Ketika anak-anak dianggap cukup siap untuk menekuni bidang pelajaran yang mereka minati secara terstruktur, saya pikir itulah saat yang tepat bagi saya untuk menyusun prioritas jadwal. Tidak menggarap semua hal dalam rentang waktu bersamaan, tapi saya mendorong anak menuntaskan pelajaran-pelajaran yang dianggap utama sampai pelajaran itu menginternal dalam diri mereka. Saya melihat hasil yang jauh lebih baik saat menerapakan model tersebut daripada mencekoki anak-anak terlalu banyak topik tapi hanya sekilas-sekilas.
Fokus, menjadi target utama saya menerapkan gaya ini.
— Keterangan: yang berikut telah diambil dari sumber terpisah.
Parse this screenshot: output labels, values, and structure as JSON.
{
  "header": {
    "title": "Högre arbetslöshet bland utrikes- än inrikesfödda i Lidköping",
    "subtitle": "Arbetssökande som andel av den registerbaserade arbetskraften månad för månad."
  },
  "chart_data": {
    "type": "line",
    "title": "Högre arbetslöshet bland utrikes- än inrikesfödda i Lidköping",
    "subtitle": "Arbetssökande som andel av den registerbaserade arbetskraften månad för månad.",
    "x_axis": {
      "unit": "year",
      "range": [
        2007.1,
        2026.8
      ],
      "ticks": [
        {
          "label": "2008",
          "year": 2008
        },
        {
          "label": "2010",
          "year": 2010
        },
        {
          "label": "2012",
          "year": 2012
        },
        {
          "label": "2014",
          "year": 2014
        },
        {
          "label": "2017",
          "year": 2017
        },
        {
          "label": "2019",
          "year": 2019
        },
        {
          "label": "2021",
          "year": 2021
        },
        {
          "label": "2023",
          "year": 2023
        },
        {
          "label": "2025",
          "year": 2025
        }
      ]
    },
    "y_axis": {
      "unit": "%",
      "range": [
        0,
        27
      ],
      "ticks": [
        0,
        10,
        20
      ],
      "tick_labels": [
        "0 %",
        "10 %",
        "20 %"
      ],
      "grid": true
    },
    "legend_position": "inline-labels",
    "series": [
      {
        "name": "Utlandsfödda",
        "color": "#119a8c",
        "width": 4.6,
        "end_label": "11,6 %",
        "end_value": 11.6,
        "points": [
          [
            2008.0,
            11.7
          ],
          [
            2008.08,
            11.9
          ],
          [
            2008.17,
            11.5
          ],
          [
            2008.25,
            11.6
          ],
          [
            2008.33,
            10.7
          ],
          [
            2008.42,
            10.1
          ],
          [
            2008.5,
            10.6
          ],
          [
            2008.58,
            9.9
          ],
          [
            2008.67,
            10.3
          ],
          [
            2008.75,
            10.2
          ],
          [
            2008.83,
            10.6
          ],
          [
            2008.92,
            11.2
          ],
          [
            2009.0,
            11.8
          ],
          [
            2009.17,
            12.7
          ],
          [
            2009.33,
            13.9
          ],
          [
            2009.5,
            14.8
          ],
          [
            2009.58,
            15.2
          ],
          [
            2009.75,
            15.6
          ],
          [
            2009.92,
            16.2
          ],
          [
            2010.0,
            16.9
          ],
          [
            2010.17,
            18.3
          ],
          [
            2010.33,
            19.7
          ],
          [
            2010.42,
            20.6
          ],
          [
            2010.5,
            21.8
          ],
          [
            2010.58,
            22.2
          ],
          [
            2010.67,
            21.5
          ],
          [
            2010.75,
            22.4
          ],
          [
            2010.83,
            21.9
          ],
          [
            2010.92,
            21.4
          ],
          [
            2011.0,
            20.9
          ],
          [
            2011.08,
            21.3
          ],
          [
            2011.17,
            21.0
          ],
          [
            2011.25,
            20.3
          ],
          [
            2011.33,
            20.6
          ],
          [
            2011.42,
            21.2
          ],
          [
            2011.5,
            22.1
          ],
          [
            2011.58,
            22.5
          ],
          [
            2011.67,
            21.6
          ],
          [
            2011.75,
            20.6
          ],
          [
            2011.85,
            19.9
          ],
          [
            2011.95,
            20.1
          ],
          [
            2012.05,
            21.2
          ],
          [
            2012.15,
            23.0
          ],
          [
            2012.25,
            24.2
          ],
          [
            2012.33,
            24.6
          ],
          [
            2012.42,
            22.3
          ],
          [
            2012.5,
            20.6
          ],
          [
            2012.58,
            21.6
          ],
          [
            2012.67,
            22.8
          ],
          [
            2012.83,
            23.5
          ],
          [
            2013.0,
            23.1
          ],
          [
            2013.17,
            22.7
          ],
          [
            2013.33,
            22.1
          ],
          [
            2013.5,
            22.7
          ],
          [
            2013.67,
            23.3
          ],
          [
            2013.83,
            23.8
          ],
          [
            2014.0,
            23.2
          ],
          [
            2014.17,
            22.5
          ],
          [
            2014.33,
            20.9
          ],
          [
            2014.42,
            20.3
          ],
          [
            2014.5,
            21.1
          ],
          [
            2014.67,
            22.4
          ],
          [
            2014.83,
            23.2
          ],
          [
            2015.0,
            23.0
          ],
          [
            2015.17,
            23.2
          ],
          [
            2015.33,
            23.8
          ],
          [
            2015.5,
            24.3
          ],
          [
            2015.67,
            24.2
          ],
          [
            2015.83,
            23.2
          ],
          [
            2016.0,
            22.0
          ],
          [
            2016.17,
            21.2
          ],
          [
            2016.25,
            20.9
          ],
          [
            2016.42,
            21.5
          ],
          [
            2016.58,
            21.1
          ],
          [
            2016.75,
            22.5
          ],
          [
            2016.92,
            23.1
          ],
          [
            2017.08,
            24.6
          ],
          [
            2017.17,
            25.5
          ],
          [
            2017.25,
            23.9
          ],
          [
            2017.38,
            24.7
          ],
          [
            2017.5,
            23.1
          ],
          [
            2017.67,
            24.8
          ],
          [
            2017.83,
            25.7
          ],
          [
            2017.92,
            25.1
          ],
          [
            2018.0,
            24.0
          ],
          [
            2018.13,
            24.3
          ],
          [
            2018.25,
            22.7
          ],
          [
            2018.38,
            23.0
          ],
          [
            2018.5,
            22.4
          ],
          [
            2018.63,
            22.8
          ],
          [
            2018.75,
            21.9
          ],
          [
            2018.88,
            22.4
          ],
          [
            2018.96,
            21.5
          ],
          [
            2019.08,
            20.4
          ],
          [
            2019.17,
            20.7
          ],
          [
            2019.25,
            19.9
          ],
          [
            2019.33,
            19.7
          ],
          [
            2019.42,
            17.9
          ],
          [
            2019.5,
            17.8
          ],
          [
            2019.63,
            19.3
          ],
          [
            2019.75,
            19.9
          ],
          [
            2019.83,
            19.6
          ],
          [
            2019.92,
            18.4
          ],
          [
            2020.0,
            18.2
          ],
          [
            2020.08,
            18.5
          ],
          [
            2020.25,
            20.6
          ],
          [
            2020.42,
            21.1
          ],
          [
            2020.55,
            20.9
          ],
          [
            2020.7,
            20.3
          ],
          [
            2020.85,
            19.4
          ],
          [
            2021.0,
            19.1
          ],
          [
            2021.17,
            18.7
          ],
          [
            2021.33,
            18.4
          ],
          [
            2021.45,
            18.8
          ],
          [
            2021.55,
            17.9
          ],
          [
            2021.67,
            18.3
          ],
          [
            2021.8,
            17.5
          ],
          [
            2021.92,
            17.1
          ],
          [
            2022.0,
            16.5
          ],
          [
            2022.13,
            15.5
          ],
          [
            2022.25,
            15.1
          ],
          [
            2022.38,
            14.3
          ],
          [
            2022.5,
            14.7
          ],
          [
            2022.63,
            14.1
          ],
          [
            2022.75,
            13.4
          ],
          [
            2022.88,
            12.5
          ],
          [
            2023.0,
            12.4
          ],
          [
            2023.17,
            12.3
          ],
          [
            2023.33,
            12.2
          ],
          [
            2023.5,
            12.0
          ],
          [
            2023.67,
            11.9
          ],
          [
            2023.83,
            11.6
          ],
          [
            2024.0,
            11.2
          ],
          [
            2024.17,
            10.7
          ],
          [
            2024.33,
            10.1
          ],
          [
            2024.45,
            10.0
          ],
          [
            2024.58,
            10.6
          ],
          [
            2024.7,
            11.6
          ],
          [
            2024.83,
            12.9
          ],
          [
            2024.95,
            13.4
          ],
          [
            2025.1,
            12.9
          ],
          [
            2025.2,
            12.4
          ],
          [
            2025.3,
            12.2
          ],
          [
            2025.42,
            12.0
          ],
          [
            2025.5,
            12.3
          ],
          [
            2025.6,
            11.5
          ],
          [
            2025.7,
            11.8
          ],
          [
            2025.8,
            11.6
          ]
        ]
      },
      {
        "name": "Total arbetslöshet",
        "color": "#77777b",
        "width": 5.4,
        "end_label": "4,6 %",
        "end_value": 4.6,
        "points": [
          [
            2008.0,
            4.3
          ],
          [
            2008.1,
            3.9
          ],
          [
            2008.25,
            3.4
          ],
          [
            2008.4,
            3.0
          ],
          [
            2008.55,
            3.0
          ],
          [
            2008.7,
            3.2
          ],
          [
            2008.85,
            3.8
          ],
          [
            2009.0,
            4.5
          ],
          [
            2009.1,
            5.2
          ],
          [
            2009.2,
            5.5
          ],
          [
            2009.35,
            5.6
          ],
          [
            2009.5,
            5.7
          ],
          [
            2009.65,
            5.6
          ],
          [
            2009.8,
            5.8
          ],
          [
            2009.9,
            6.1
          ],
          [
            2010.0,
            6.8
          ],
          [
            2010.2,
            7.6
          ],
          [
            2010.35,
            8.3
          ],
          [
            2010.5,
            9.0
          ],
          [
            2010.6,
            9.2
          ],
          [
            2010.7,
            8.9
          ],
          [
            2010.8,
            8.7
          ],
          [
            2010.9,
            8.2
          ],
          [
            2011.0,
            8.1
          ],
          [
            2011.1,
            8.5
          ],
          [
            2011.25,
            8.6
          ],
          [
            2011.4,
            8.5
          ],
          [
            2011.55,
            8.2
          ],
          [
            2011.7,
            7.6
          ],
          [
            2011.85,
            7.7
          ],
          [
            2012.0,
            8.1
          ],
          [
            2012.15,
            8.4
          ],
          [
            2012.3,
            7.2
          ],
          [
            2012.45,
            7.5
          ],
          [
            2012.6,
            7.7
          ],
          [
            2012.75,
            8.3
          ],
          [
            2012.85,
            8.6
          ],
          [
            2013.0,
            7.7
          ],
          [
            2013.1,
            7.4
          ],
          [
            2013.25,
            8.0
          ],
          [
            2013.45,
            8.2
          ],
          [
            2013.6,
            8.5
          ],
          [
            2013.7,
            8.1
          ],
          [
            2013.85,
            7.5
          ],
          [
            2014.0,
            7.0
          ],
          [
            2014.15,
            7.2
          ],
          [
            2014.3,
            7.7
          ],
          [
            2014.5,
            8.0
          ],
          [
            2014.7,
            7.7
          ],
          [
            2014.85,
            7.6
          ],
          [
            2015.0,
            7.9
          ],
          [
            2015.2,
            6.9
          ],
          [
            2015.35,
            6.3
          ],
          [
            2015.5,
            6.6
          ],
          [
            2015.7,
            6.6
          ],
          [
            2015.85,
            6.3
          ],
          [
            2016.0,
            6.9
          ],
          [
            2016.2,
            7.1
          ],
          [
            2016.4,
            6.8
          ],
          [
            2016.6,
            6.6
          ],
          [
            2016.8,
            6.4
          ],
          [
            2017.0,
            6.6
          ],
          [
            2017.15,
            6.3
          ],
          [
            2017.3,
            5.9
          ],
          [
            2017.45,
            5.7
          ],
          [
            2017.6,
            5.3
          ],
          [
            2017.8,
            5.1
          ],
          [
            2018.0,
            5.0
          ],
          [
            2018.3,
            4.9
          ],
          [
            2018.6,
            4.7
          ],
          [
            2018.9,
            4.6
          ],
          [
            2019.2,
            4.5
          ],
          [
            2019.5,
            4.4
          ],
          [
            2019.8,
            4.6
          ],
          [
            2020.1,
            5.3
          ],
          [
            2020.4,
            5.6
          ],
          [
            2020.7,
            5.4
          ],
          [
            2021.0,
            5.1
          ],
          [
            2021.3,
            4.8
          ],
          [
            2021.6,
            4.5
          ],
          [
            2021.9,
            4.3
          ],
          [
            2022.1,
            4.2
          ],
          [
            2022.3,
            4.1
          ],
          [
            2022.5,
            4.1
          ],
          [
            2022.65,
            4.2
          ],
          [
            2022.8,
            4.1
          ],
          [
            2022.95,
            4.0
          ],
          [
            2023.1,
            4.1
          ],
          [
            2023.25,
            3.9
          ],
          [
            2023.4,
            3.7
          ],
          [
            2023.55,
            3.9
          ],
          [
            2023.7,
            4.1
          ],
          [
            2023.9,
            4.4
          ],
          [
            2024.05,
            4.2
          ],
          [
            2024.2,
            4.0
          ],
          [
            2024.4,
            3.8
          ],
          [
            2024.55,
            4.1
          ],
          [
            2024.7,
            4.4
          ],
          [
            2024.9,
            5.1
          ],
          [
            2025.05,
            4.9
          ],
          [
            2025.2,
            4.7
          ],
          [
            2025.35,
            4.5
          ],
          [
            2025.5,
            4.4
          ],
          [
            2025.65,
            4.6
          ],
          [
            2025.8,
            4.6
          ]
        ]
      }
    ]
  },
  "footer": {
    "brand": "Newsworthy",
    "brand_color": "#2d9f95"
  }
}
Saya, dengan background pekerjaan yang berbasis rumah, yang sebagian besar porsi supervisi adalah diri sendiri merasakan pentingnya sikap tersebut. Pekerjaan saya memang fleksibel, namun fleksibilitas juga bisa menjebak kita menjadi tidak biasa berdisiplin. Hal itu tentu saja bisa menggandakan potensi gagal menjadi lebih besar dalam menghasilkan sesuatu secara maksimal.
Tidak ada kebiasaan baik tanpa latihan. Semakin anak-anak beranjak besar saya yakin kebiasaan-kebiasaan yang nanti mereka butuhkan harus dilatih sedari sekarang. Oleh karena itu, saya pun berusaha lebih keras untuk mendisiplinkan diri dalam proses belajar ini. Saya berharap anak-anak menangkap spirit yang saya rasakan dan mengadaptasikannya secara alami ke dalam diri mereka. Insya Allah.